Another ripple of words, excited, flowed down the line from
the right. The calls of “Cody! Where are you?” fell silent as searchers passed
the message like a relay torch. Hadley was already feeling a sense of
relief--God, she’d be half out of her mind if she was the kid’s mom--when the
woman to her right turned toward her and said, “They need Officer Knox at the
other end of the line.”
Hadley stopped in her tracks. Officer Knox?
The woman made a shooing gesture. “Pass it on.”
“Uh.” Hadley felt as much of a fraud as she ever did when she
said it. “I’m Officer Knox.”
The woman could tell she was a fake, because her eyes bugged
out and she said, “You’re a police
officer?”
Hadley didn’t bother responding. She called to the guy on her
left to move into her place, and took off for the other end of the line. What
the hell could they need her for? Her mind pulled a blank. The other searchers,
reenactors and St. Alban’s parishioners alike, stared at her as she hiked past
them. Hadley Knox, imitation police officer. No one would have questioned Kevin
Flynn if he had been here. Maybe she should start pumping iron. Except the last
time she’d tried that, getting into shape between Hudson and Genny, she’d
started to look way too much like Lara Croft, Tomb Raider. That wasn’t going to
buy her any cred, either.
The line strung out almost to the breaking point. Past the
last remaining searcher, she could see four or five people clustered together.
Reverend Clare was among them, head up, looking towards Hadley, but the others
were all focused on the ground. Her stomach churned. Oh, my God, please don’t let anything have happened to the baby.
The fear sizzled up her spine as she recognized Anne Vining-Ellis, an
emergency-room doctor, among the grim-faced group. Hadley forced her sneakered
feet into a jog.

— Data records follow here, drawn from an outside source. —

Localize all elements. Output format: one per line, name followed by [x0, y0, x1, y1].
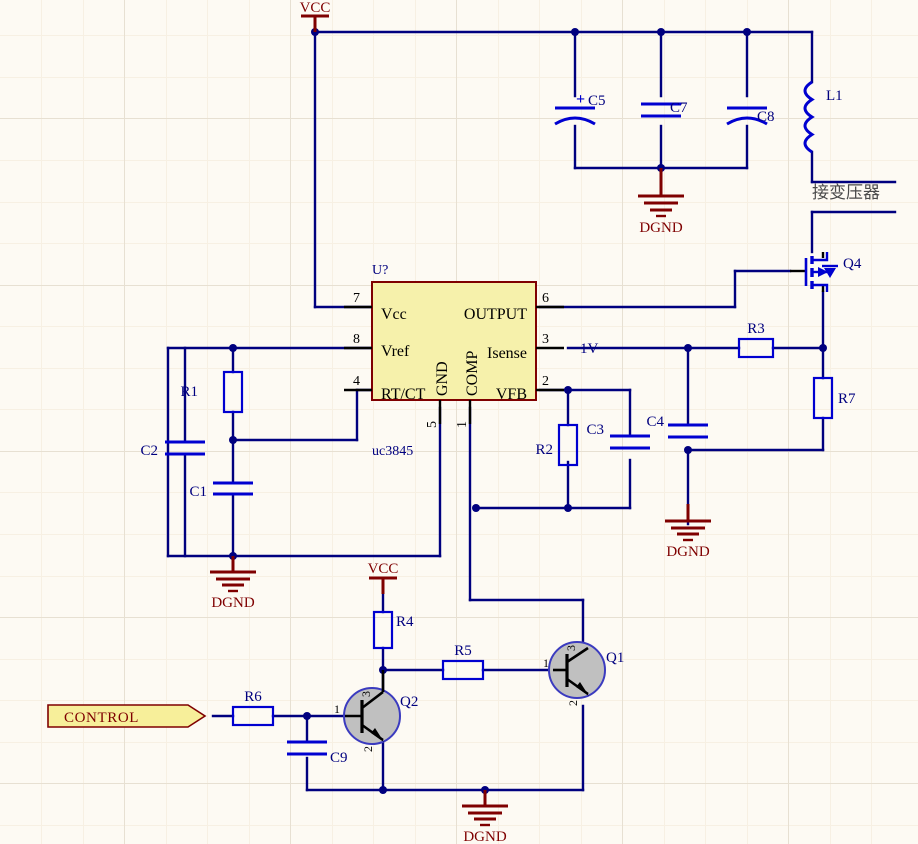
q2-label: Q2 [400, 694, 418, 710]
ic-value: uc3845 [372, 444, 413, 459]
c5-label: C5 [588, 93, 606, 109]
r3-label: R3 [747, 321, 765, 337]
vcc-r4-label: VCC [368, 561, 399, 577]
net-label-1v: 1V [580, 341, 599, 357]
ic-pin-name-vcc: Vcc [381, 306, 407, 323]
q1-pin-base: 1 [543, 656, 549, 670]
c3-label: C3 [586, 422, 604, 438]
port-flag-control[interactable]: CONTROL [47, 704, 207, 728]
ic-pin-name-vfb: VFB [496, 386, 527, 403]
q2-pin-emitter: 2 [361, 746, 375, 752]
ic-body[interactable] [371, 281, 537, 401]
dgnd-left-label: DGND [211, 595, 254, 611]
q4-label: Q4 [843, 256, 862, 272]
ic-pin-name-comp: COMP [464, 351, 481, 396]
ic-pin-name-output: OUTPUT [464, 306, 527, 323]
ic-pin-number-2: 2 [542, 374, 549, 389]
c2-label: C2 [140, 443, 158, 459]
r4-label: R4 [396, 614, 414, 630]
r2-label: R2 [535, 442, 553, 458]
ic-pin-name-gnd: GND [434, 361, 451, 396]
dgnd-bottom-label: DGND [463, 829, 506, 844]
ic-refdes: U? [372, 263, 388, 278]
r6-label: R6 [244, 689, 262, 705]
dgnd-caps-label: DGND [639, 220, 682, 236]
ic-pin-number-1: 1 [455, 421, 470, 428]
q1-pin-emitter: 2 [566, 700, 580, 706]
c8-label: C8 [757, 109, 775, 125]
ic-pin-name-rtct: RT/CT [381, 386, 426, 403]
ic-pin-number-7: 7 [353, 291, 360, 306]
ic-pin-name-isense: Isense [487, 345, 527, 362]
transformer-annotation: 接变压器 [812, 183, 880, 203]
ic-pin-name-vref: Vref [381, 343, 410, 360]
q2-pin-collector: 3 [359, 691, 373, 697]
vcc-top-label: VCC [300, 0, 331, 16]
control-flag-label: CONTROL [64, 710, 139, 726]
ic-pin-number-8: 8 [353, 332, 360, 347]
ic-pin-number-5: 5 [425, 421, 440, 428]
q2-pin-base: 1 [334, 702, 340, 716]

She didn’t want to know, but she couldn’t stand the waiting to
find out any longer.
“What is it?” She asked before she could see. “What is it?”
They all looked up. Stared at her. Moved aside. Expecting to
see a toddler sprawled on the ground, Hadley at first couldn’t make sense of
the jumble of dirt and dead leaves and ivory and... and...
The ivory was bone.
“We’ve found a body,” Reverend Fergusson said.